3. Stop the real-time synchronization task, change the DDL policy from Ignore back to Error, and then restart the task.

Error messages and solutions

Kafka error: `Startup mode for the consumer set to timestampOffset, but no begin timestamp was specified.`

Reset the starting offset. In the Start dialog box for the task, find the Reset offset option and select the Reset offset checkbox to enable this feature.

The Reset offset function in Data Integration lets you change the starting point for data synchronization. Use it to restart a task from a specific time or data position, for example, to recover from an error or resynchronize specific data. This ensures data consistency and integrity.

MySQL error: `Cannot replicate because the master purged required binary logs.`

If a MySQL real-time synchronization task fails with the message Cannot replicate because the master purged required binary logs. Replicate the missing transactions from elsewhere, or provision a new slave from backup., it may be because MySQL does not have the binlog record at the consumed offset. Check the binlog retention period in your MySQL settings and ensure that the offset is configured within this time range when the synchronization task starts.

Note

If you cannot subscribe to the binlog, try resetting the offset to the current time.

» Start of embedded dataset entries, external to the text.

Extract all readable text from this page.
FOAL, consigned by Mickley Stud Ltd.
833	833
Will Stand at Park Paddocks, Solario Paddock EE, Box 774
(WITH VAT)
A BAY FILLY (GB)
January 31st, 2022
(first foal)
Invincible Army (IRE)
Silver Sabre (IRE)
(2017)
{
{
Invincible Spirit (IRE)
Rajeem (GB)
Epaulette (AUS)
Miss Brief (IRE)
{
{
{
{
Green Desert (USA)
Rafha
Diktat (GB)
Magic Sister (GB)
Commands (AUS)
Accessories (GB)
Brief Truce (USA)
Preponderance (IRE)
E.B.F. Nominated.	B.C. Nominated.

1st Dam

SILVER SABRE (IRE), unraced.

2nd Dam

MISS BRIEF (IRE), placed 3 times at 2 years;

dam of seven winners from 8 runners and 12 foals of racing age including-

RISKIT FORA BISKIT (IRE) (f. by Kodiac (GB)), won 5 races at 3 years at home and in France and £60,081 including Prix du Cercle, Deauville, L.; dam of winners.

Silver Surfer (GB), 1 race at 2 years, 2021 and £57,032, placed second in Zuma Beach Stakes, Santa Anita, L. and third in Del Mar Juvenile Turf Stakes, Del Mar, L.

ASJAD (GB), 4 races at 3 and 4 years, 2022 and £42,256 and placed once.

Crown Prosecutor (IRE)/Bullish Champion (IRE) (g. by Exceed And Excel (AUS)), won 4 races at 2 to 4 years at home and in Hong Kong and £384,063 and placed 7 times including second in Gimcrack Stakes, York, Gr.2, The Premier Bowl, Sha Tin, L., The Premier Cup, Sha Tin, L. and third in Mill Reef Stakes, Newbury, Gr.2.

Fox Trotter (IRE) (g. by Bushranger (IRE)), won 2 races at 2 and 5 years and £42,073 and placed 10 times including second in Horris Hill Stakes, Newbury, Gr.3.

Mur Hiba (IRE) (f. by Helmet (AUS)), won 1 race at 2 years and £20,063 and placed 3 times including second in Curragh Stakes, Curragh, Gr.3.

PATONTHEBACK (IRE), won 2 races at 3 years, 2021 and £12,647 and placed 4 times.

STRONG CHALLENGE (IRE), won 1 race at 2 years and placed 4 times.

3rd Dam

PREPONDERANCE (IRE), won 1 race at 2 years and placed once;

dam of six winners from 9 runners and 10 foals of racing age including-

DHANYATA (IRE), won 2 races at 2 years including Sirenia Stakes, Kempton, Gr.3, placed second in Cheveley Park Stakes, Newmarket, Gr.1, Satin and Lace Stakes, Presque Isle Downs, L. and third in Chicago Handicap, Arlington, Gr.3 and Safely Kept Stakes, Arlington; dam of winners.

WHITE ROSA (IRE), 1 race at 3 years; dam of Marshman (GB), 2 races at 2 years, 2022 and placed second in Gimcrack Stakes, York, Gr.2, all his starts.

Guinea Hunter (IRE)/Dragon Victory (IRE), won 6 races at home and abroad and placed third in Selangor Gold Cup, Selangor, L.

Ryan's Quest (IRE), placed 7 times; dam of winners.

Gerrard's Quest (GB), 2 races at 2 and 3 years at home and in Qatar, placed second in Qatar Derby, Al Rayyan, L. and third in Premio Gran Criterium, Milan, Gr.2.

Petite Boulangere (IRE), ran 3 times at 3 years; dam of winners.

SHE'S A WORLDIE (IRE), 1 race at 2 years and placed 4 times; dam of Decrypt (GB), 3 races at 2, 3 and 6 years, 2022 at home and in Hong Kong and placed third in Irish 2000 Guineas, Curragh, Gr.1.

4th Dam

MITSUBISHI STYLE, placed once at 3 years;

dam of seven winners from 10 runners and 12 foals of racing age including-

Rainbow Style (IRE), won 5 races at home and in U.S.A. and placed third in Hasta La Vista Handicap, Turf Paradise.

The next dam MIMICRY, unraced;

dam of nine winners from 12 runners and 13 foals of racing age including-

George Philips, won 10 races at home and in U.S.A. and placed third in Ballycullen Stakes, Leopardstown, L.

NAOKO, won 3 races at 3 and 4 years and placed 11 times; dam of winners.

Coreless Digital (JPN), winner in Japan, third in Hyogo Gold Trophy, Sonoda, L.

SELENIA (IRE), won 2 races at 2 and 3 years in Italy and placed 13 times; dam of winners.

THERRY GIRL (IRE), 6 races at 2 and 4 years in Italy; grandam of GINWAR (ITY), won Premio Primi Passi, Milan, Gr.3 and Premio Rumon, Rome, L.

MySQL error: `MySQLBinlogReaderException`

If a MySQL real-time synchronization task fails with the message MySQLBinlogReaderException: The database you are currently syncing is the standby database, but the current value of log_slave_updates is OFF, you need to enable the binlog log update of the standby database first. , it may be because binlog is not enabled on the standby database. If you want to synchronize a standby database, you must enable binlog for cascading standby databases. You can ask your DBA for help.

For more information about how to enable binlog, see Step 3: Enable binlog for MySQL.

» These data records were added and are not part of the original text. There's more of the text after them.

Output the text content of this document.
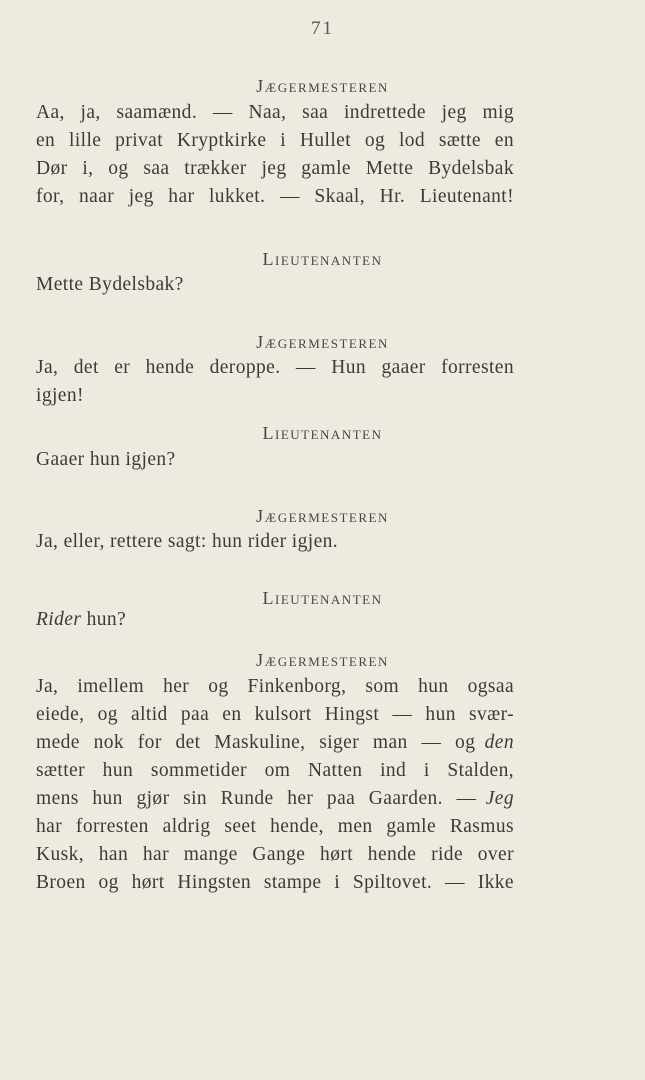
71
Jægermesteren
Aa, ja, saamænd. — Naa, saa indrettede jeg mig
en lille privat Kryptkirke i Hullet og lod sætte en
Dør i, og saa trækker jeg gamle Mette Bydelsbak
for, naar jeg har lukket. — Skaal, Hr. Lieutenant!
Lieutenanten
Mette Bydelsbak?
Jægermesteren
Ja, det er hende deroppe. — Hun gaaer forresten
igjen!
Lieutenanten
Gaaer hun igjen?
Jægermesteren
Ja, eller, rettere sagt: hun rider igjen.
Lieutenanten
Rider hun?
Jægermesteren
Ja, imellem her og Finkenborg, som hun ogsaa
eiede, og altid paa en kulsort Hingst — hun svær-
mede nok for det Maskuline, siger man — og den
sætter hun sommetider om Natten ind i Stalden,
mens hun gjør sin Runde her paa Gaarden. — Jeg
har forresten aldrig seet hende, men gamle Rasmus
Kusk, han har mange Gange hørt hende ride over
Broen og hørt Hingsten stampe i Spiltovet. — Ikke
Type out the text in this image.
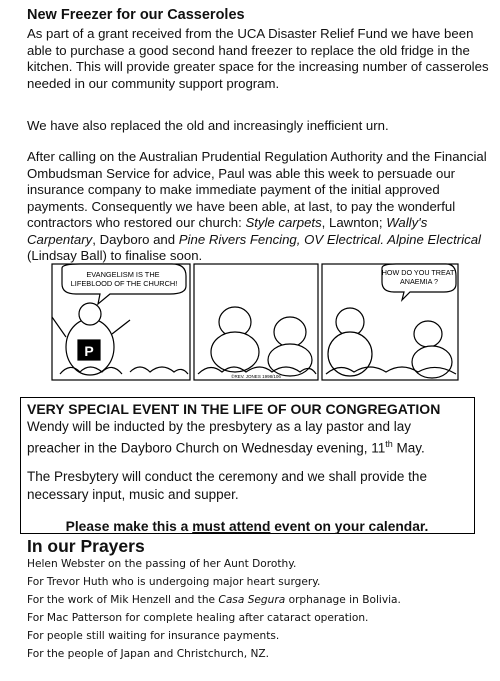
New Freezer for our Casseroles

As part of a grant received from the UCA Disaster Relief Fund we have been able to purchase a good second hand freezer to replace the old fridge in the kitchen. This will provide greater space for the increasing number of casseroles needed in our community support program.

We have also replaced the old and increasingly inefficient urn.

After calling on the Australian Prudential Regulation Authority and the Financial Ombudsman Service for advice, Paul was able this week to persuade our insurance company to make immediate payment of the initial approved payments. Consequently we have been able, at last, to pay the wonderful contractors who restored our church: Style carpets, Lawnton; Wally's Carpentary, Dayboro and Pine Rivers Fencing, OV Electrical. Alpine Electrical (Lindsay Ball) to finalise soon.

EVANGELISM IS THE LIFEBLOOD OF THE CHURCH!
HOW DO YOU TREAT ANAEMIA ?
P
©REV. JONES 1998/106
VERY SPECIAL EVENT IN THE LIFE OF OUR CONGREGATION

Wendy will be inducted by the presbytery as a lay pastor and lay preacher in the Dayboro Church on Wednesday evening, 11th May.

The Presbytery will conduct the ceremony and we shall provide the necessary input, music and supper.

Please make this a must attend event on your calendar.

In our Prayers
Helen Webster on the passing of her Aunt Dorothy.
For Trevor Huth who is undergoing major heart surgery.
For the work of Mik Henzell and the Casa Segura orphanage in Bolivia.
For Mac Patterson for complete healing after cataract operation.
For people still waiting for insurance payments.
For the people of Japan and Christchurch, NZ.
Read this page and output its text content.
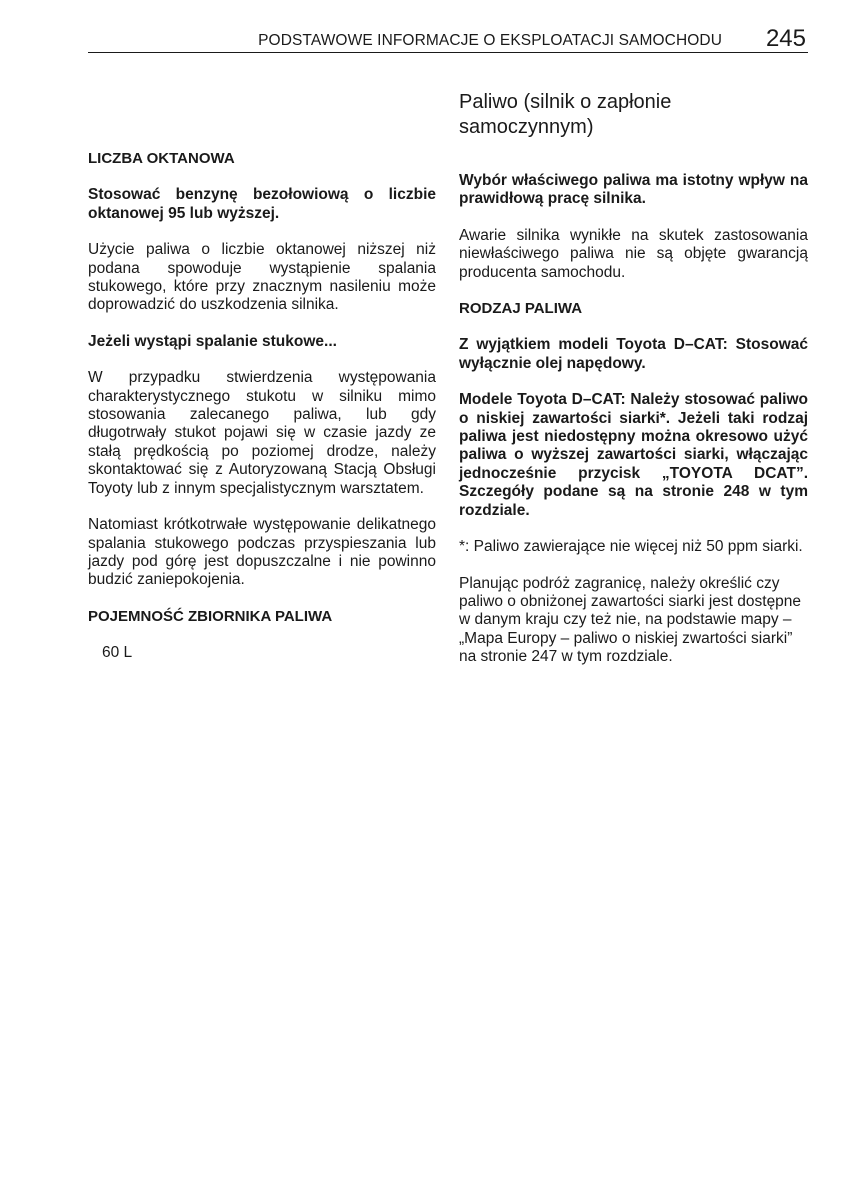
PODSTAWOWE INFORMACJE O EKSPLOATACJI SAMOCHODU 245
LICZBA OKTANOWA

Stosować benzynę bezołowiową o liczbie oktanowej 95 lub wyższej.

Użycie paliwa o liczbie oktanowej niższej niż podana spowoduje wystąpienie spalania stukowego, które przy znacznym nasileniu może doprowadzić do uszkodzenia silnika.

Jeżeli wystąpi spalanie stukowe...

W przypadku stwierdzenia występowania charakterystycznego stukotu w silniku mimo stosowania zalecanego paliwa, lub gdy długotrwały stukot pojawi się w czasie jazdy ze stałą prędkością po poziomej drodze, należy skontaktować się z Autoryzowaną Stacją Obsługi Toyoty lub z innym specjalistycznym warsztatem.

Natomiast krótkotrwałe występowanie delikatnego spalania stukowego podczas przyspieszania lub jazdy pod górę jest dopuszczalne i nie powinno budzić zaniepokojenia.

POJEMNOŚĆ ZBIORNIKA PALIWA

60 L

Paliwo (silnik o zapłonie samoczynnym)

Wybór właściwego paliwa ma istotny wpływ na prawidłową pracę silnika.

Awarie silnika wynikłe na skutek zastosowania niewłaściwego paliwa nie są objęte gwarancją producenta samochodu.

RODZAJ PALIWA

Z wyjątkiem modeli Toyota D–CAT: Stosować wyłącznie olej napędowy.

Modele Toyota D–CAT: Należy stosować paliwo o niskiej zawartości siarki*. Jeżeli taki rodzaj paliwa jest niedostępny można okresowo użyć paliwa o wyższej zawartości siarki, włączając jednocześnie przycisk „TOYOTA DCAT”. Szczegóły podane są na stronie 248 w tym rozdziale.

*: Paliwo zawierające nie więcej niż 50 ppm siarki.

Planując podróż zagranicę, należy określić czy paliwo o obniżonej zawartości siarki jest dostępne w danym kraju czy też nie, na podstawie mapy – „Mapa Europy – paliwo o niskiej zwartości siarki” na stronie 247 w tym rozdziale.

MySQL error: `show master status' has an error!`

If a MySQL real-time synchronization task fails with the message show master status' has an error! and the error details are Caused by: java.io.IOException: message=Access denied; you need (at least one of) the SUPER, REPLICATION CLIENT privilege(s) for this operation, with command: show master status, it may be because the data source account lacks the required database permissions.

The account configured for the data source must have the SELECT, REPLICATION SLAVE, and REPLICATION CLIENT permissions for the database. For more information about how to grant permissions to the data source account, see Step 2: Create an account and grant permissions.

MySQL error: `parse.exception.PositionNotFoundException: can't find start position forxxx`

The synchronization process could not find the offset. Please reset the offset.

PolarDB error: `The mysql server does not enable the binlog write function. Please enable the mysql binlog write function first`

Possible cause: The loose_polar_log_bin parameter is not enabled for the source PolarDB data source.
Solution: You need to enable the loose_polar_log_bin parameter. For more information, see Configure a PolarDB data source.

Hologres error: `permission denied for database xxx`

When you synchronize data to Hologres in real time, you need to grant the current user admin permissions for the Hologres instance. The user must have permission to create schemas. For more information, see Hologres permission model.

MaxCompute error: `ODPS-0410051:invalid credentials-accessKeyid not found`

When you synchronize data to a MaxCompute data source in real time by using a temporary AccessKey, the temporary AccessKey automatically expires after 7 days, which causes the task to fail. The platform automatically restarts the task when it detects a failure caused by an expired temporary AccessKey. If you have configured monitoring alerts for this type of failure, you will receive an alert.

Oracle error: `logminer doesn't init, send HeartbeatRecord`

When an Oracle real-time synchronization task initializes, it loads a previous archive log to find a suitable synchronization offset. If the archive log is large, it may take 3 to 5 minutes to complete the initialization phase.